Useful links Breakout board manual: http://www.lakos.fs.uni-lj.si/images/Predmeti/RIP/2015/Breakout-Board-Manual.pdf

Gecko stepper motor driver manual: http://www.lakos.fs.uni-lj.si/images/Predmeti/RIP/2015/G202%20REV-16%20MANUAL.pdf

LinuxCNC Wiki: http://wiki.linuxcnc.org/cgi-bin/wiki.pl

NanoTec stepper motor animation: http://en.nanotec.com/support/tutorials/stepper-motor-and-bldc-motors-animation/

Tutorial assignments Assignment 1: Create a wiring schematics for the system capable of controlling one stepper motor.

Assignment 2: Wire and configure one stepper motor.

Assignment 3: Connect the wired configuration to one axis of the CNC machine and modify configuration accordingly.

Assignment 4: Wire, configure, and test the end switches.

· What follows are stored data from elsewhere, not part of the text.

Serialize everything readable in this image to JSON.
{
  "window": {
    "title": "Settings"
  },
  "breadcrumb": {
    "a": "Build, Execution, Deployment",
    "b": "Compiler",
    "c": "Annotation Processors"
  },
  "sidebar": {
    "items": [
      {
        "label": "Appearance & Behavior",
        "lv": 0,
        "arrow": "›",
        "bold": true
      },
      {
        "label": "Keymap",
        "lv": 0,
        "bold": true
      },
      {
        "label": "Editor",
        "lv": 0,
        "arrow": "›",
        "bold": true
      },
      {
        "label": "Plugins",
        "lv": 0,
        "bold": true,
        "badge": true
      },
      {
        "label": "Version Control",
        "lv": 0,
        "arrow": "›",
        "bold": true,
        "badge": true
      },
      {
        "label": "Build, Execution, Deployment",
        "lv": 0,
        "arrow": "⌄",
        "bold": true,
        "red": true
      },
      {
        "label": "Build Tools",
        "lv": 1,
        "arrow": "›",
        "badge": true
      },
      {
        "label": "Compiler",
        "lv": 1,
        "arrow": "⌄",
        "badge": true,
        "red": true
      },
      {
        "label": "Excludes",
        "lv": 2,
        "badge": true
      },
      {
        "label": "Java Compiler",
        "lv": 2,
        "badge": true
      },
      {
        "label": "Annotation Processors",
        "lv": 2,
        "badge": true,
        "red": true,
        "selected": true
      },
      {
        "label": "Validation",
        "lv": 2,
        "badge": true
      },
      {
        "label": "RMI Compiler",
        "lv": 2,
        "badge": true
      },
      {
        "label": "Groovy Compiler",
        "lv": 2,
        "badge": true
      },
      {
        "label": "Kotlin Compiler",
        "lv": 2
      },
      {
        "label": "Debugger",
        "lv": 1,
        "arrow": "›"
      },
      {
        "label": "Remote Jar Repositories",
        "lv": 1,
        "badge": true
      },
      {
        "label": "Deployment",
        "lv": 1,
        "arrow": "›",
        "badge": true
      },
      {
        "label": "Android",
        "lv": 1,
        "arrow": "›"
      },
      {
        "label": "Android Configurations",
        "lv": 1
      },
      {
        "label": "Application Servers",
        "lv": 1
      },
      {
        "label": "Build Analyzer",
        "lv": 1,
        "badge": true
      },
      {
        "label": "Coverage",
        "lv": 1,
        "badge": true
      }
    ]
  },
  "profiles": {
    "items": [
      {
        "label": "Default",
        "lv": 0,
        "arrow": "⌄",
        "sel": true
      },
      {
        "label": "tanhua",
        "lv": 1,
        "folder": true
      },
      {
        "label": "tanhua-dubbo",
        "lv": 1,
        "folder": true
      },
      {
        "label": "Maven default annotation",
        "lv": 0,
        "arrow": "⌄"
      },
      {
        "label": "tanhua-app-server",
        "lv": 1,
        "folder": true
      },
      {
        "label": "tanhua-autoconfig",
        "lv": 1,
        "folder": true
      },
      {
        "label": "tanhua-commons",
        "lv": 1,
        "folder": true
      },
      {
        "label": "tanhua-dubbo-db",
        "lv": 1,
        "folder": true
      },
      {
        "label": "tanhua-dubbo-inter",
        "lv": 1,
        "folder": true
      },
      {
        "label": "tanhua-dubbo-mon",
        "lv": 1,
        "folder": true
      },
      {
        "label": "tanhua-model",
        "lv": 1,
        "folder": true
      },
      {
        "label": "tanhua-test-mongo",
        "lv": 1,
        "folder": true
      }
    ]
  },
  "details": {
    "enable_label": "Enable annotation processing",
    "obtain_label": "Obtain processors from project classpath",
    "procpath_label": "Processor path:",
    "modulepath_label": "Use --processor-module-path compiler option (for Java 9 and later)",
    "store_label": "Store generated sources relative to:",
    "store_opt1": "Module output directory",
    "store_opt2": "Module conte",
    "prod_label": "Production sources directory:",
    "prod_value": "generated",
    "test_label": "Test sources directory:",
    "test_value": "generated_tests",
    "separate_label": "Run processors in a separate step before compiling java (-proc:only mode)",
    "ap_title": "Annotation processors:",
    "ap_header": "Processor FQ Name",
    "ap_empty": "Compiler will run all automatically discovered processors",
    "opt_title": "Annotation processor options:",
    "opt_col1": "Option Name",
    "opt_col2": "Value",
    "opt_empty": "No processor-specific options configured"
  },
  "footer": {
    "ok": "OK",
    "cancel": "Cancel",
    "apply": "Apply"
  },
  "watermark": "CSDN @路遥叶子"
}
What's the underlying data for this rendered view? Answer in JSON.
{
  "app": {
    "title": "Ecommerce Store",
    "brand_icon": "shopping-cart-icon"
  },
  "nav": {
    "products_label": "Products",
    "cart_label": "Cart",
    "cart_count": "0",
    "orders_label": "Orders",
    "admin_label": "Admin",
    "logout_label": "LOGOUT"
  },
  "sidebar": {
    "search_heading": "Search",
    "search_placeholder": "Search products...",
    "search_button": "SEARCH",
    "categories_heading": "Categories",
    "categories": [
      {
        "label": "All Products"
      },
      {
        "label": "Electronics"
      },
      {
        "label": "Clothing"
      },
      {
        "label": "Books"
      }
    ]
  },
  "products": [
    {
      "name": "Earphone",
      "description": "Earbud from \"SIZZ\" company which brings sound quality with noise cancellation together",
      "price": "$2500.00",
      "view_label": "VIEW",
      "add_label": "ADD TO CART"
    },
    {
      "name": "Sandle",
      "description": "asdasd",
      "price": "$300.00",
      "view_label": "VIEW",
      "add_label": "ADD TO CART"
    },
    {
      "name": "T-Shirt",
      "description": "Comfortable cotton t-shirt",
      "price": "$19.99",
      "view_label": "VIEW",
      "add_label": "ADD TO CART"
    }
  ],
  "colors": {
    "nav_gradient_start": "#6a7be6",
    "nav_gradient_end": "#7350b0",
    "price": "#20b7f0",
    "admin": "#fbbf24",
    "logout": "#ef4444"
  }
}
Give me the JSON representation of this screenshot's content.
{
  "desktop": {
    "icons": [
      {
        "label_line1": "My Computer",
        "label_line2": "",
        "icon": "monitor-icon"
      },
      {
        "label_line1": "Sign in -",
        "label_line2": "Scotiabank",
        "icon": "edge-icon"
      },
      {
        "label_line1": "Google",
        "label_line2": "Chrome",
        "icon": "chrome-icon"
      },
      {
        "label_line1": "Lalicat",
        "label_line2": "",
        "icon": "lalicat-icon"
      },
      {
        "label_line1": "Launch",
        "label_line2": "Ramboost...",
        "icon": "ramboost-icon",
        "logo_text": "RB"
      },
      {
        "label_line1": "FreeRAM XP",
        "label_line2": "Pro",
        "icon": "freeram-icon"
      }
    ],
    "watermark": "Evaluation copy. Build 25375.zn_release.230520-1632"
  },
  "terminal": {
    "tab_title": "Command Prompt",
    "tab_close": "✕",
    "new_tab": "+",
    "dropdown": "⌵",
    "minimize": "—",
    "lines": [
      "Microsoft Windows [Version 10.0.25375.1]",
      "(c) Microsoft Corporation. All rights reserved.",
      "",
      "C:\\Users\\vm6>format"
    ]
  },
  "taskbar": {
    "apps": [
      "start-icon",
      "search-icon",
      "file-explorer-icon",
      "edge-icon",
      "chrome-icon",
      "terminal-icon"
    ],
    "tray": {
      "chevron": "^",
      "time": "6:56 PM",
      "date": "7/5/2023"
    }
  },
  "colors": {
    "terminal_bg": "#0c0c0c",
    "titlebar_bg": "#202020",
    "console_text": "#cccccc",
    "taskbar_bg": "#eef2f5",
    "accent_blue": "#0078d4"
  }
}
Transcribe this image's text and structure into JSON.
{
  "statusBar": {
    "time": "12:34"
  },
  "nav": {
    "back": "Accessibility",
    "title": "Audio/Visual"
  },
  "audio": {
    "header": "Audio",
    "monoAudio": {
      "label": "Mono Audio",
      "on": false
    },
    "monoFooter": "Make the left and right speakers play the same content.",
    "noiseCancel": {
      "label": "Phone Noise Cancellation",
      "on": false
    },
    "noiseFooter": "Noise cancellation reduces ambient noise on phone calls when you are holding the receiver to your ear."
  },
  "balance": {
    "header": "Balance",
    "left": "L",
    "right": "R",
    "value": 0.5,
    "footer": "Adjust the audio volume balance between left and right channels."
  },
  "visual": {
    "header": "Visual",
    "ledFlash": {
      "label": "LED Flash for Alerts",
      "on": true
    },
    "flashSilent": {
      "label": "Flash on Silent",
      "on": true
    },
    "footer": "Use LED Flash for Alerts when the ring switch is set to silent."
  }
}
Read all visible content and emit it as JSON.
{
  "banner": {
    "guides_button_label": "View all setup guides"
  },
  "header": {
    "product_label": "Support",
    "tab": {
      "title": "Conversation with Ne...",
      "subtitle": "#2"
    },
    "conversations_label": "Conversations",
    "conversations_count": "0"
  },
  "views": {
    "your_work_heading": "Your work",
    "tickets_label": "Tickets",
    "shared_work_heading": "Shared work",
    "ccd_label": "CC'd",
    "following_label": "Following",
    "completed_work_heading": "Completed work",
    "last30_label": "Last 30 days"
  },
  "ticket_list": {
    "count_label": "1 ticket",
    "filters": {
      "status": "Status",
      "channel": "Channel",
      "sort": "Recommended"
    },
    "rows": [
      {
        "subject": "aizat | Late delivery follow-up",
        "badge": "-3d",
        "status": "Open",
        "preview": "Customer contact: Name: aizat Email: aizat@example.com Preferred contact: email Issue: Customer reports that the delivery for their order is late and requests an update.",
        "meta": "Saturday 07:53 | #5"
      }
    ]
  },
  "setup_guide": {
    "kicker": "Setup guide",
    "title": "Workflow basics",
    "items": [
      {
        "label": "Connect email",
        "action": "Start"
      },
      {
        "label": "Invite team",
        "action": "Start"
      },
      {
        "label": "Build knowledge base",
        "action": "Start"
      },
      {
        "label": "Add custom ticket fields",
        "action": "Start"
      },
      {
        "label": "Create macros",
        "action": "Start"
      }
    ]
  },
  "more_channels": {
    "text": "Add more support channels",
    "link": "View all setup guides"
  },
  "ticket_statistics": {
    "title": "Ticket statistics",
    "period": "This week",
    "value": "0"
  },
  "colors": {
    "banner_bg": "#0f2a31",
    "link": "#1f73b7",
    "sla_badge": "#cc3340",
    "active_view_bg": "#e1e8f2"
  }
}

Questions 1. Explain and sketch the signals used in the Lakos 150 CNC machine! Sketch a step/direction signal type and explain how the position and the speed of a stepper motor depend on the signal?

2. What does real-time operation of the operating system mean? How is it configured in the settings?

3. Why is the breakout board used?

4. How are the LinuxCNC axis settings calculated?

5. What happens if the acceleration and the speed settings for the axis are set too high? How does the torque of the motor depend on the speed?